该测序技术的工作原理是将基因组DNA 的随机片段附着在光学透明的表面上。这些DNA 片段通过延伸和桥接进行扩增,形成具有数亿个簇的流通池,每个簇包含大约1,000 个相同DNA 的拷贝。板,然后使用4 种不同的末端封闭的荧光标记碱基进行序列合成。 Illumina Hiseq 2000 能够对特定组织/细胞中的基因表达标签进行高通量并行测序。
基于高效的亚硫酸氢盐处理结合新一代高通量测序技术Illumina Hiseq 2000,全基因组水平的高精度甲基化检测已成为现实。通过基因组测序和CRISPR-Cas9基因组编辑的综合分析,GRM8对LUSC肿瘤的促进作用在手术和PDX肿瘤上得到综合鉴定和验证。再次进行桥接PCR,这次保留P5'上的DNA链,进行第二轮测序,加入Rd2SP,测量这次从Rd2SP开始的DNA序列,实现双端测序(图10)。

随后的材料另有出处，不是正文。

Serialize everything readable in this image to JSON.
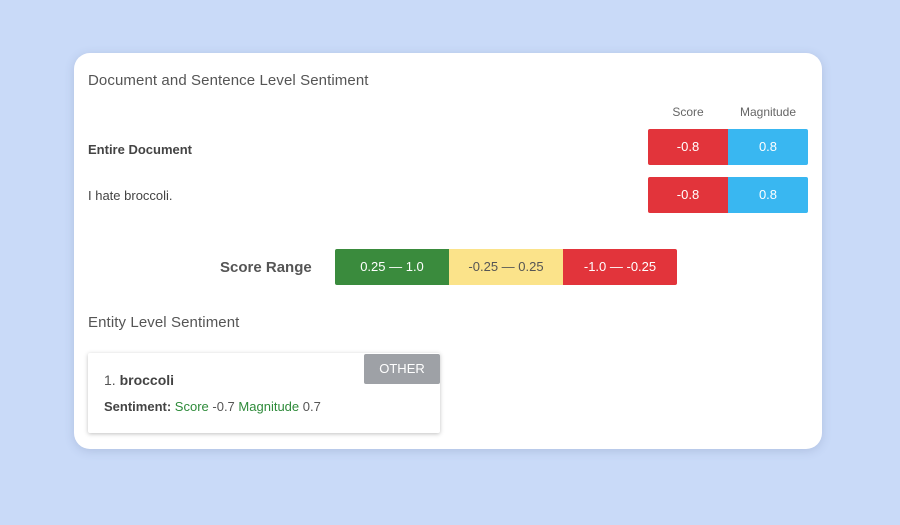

HiSeq 2000测序系统是前所未有的高通量测序系统,不仅提高了测序通量、降低了成本,还提供了创新的用户体验。通过IGV可视化Winnowmap2和其他三种长读比对工具NGMLR、minimap2和graphmap的结果,结果表明,在这四种方法中,Winnowmap2在该区域达到了预期的比对覆盖范围。
通过检测基因组中的单碱基变异(SNV)、拷贝数变异(CNV)、插入和缺失(Indels)、结构变异(SV)以及HBV整合位点,他们发现了一系列HBV介导的基因突变和相关信号通路变化与肝细胞癌的发生、发展有关。 DNA片段文库制备整个过程仅需2天,单端测序长度可达100bp,双端测序长度可达200bp。
另外,在内存和运行速度方面,minimap2一直使用时间最少,Winnowmap2的运行时间低于NGMLR,大约是minimap2的两倍(图4)。